Topçu, "Dünyayı saran bu feci durumun kısa zamanda geçmesi temennisindeyiz. Önlemlerin en önemlisi evde kalmak ve mümkün olduğunca kalabalık ortamlara girmeyerek temas içerisinde olmamaktır. Sağlık Bakanlığının belirlediği 14 kurala uymaktır. Evde kalınması kararını doğru bir karar olarak görüyor ve destekliyoruz. Vatandaşlarımızın da azami bir şekilde buna uymak için gayret etmeleri gerektiğini düşünüyoruz." dedi.
"Sokağa keyfi olarak çıkan insanların da alışkanlıklarından kaynaklı olarak çıktıklarını görüyoruz"
Krizin ekonomik, sosyal, psikolojik bir takım etkileri olacağını belirten Topçu, "Bazı şeyler başımıza geldiğinde ne yapmamız gerektiği noktasında önümüzde örnekler var. Çin bu konuda nüfus itibarıyla çok büyük olmasına rağmen, iyi bir izolasyon yaparak daha çok yayılmasını önlemiş, iyi de mücadele etmiş. Ancak bunu Avrupa ülkelerinde çok disiplinli bir şekilde göremiyoruz. Bunun çeşitli sebepleri olabilir. Çünkü Avrupa ülkeleri daha çok özgürlüklerine düşkün ve rahat hareket eden yaşam tarzına alışmışlar. Alışkanlıklar bir bakıma bu nedenselliğin kaynağıdır. İnsanlar alışkanlıklardan kolay kolay vazgeçemiyorlar. Burada da sokağa keyfi olarak çıkan insanların da alışkanlıklarından kaynaklı olarak çıktıklarını görüyoruz." diye konuştu.

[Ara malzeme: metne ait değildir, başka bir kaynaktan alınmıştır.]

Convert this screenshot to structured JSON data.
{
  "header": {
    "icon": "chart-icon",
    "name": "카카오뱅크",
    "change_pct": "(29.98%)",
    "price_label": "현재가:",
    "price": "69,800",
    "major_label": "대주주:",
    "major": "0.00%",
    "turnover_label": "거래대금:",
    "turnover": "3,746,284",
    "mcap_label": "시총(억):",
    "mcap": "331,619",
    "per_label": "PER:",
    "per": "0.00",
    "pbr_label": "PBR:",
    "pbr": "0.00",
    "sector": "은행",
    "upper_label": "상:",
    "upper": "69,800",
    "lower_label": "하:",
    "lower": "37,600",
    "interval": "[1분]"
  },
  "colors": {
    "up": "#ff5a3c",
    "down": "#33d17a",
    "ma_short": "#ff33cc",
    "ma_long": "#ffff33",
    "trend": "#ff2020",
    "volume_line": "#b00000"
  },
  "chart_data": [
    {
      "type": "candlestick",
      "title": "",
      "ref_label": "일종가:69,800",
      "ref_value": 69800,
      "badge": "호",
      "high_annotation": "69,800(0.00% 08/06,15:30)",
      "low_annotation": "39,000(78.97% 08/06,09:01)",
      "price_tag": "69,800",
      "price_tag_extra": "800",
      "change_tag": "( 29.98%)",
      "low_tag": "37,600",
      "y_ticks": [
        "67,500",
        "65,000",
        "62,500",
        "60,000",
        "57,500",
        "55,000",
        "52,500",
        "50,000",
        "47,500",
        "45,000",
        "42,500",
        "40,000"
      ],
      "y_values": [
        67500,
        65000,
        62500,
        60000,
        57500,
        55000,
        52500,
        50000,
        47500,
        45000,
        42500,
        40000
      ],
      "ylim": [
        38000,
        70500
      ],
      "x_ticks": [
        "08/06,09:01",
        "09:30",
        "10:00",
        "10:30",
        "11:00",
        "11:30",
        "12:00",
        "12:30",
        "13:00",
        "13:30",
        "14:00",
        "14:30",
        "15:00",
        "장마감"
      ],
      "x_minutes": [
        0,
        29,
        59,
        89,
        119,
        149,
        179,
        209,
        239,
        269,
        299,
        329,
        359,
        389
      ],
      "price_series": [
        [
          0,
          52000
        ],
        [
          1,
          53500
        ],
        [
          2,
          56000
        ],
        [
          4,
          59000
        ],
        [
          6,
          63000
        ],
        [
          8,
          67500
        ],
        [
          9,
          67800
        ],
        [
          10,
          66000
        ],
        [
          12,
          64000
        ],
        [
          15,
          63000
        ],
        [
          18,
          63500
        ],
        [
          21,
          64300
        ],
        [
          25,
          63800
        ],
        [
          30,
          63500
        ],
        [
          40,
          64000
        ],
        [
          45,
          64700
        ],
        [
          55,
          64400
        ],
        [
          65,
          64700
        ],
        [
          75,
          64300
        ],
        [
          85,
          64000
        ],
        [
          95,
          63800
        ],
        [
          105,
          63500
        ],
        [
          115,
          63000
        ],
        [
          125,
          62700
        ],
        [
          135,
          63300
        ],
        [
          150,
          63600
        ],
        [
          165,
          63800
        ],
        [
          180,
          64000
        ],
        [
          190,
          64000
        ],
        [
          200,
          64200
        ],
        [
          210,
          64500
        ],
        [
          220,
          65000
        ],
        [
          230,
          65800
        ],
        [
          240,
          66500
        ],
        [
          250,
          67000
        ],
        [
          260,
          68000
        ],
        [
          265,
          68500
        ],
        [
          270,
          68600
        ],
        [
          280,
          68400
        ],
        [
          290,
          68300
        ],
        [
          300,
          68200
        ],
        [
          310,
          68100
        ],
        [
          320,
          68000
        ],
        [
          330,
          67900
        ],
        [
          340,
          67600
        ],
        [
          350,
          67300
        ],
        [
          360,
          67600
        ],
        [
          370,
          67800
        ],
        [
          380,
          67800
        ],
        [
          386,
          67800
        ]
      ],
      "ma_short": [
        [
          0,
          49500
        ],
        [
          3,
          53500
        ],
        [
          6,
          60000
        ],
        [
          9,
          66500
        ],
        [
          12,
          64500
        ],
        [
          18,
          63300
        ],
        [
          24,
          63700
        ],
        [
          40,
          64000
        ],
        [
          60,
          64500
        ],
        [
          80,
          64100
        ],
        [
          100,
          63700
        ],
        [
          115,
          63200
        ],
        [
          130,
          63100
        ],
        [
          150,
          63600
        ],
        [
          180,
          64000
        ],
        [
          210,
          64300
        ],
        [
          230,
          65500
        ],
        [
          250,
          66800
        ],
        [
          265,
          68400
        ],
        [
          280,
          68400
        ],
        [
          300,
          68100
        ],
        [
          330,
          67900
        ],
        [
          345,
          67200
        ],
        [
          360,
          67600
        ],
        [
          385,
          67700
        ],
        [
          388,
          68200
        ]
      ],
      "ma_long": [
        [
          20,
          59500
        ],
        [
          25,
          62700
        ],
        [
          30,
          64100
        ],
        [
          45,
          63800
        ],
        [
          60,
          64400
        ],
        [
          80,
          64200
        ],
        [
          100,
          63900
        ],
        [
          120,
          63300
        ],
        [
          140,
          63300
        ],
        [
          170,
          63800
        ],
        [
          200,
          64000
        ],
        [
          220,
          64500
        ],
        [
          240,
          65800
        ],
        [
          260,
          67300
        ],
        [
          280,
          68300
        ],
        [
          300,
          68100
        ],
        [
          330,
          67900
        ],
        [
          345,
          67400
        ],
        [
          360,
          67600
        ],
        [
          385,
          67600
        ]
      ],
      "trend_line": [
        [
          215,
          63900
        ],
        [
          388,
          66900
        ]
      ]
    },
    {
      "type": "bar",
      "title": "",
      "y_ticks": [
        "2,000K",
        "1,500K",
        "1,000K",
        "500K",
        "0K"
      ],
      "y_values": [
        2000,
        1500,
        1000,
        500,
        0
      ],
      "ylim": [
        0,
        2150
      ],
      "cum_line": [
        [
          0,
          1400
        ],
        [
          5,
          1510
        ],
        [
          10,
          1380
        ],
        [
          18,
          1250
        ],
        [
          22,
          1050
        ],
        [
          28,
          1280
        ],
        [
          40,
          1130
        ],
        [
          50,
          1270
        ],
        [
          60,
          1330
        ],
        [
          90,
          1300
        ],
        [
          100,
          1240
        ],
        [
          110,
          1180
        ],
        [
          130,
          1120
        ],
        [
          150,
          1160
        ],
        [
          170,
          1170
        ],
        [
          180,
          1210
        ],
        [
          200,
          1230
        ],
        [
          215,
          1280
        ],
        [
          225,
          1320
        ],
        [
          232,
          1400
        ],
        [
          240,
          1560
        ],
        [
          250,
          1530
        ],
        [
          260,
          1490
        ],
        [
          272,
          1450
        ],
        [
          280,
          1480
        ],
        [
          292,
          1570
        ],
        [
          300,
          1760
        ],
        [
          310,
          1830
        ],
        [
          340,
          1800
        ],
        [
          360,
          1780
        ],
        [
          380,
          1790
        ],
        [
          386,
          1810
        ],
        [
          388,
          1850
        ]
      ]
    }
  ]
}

İnsanlar krizi fırsata çevirerek kendisiyle baş başa kalmalı ailesine zaman ayırmalıdır
Dünyanın hırsına kapılarak ciddi insani özelliklerinden uzaklaşan insanların kendilerini dinlemesi gerektiğini belirten Topçu, "İnsan sosyal bir varlıktır. İletişim içerisinde olması ve ekonomik ihtiyaçlarını gidermesi de gerekiyor. Bu bağlamda bu süreci bir fırsata dönüştürerek kendilerine çeki düzen vermeleri gerek. Bazı krizler kendine vakit ayırma noktasında fırsata çevrilebilir. İnsanın kendisi ile baş başa kalması, ailesine yeterli zaman ayırması, belli eksende bilgi düzeyini arttırması için elinde yeterli kaynaklar var." şeklinde konuştu.
"Tedbir sadece pratik olarak değil zihinsel olarak da olmalıdır "
Taşıyıcı olan gençlerin yaşlılara bulaştırmaması adına aralarında sosyal mesafe kavramının uygulanması gerektiğini belirten Topçu, "Arkadaşımız, akrabamız, anne-babamız, büyüklerimiz, sevdiklerimiz de olsa onlardan bize bir hastalığın bulaşmasından daha ziyade hastalığın bizde olabileceğini düşünerek başkasına bulaştırmamak için gayret etmek gerekir. Tedbir sadece pratik olarak değil zihinsel olarak da olmalıdır. Bu sağlık ödevimiz olmalıdır." dedi.
"Müstekbirler, insanları köleleştirmek adına dijital alanda ciddi yatırımlarla bağımlı hale getirecektir"
Topçu, "Her dönem oluşan krizlerden sonra hiçbir şey eskisi gibi olmuyor. Yaşam tarzları değişecektir. Belki değerler yer değiştirecek. İnsanların olmazsa olmaz dedikleri ihtiyaçlar yer değiştirecek. Şu bir gerçek ki, bu insanlığın hayrına olmayacaktır. Bu daha çok dünya üzerinde bir takım Müstekbirlerin insanları köleleştirmek adına bir takım dijital ortamı daha büyük düşünürsek, daha ciddi yatırımlarla destekleyerek insanları daha da bağımlı hale getirecektir." ifadelerini kullandı.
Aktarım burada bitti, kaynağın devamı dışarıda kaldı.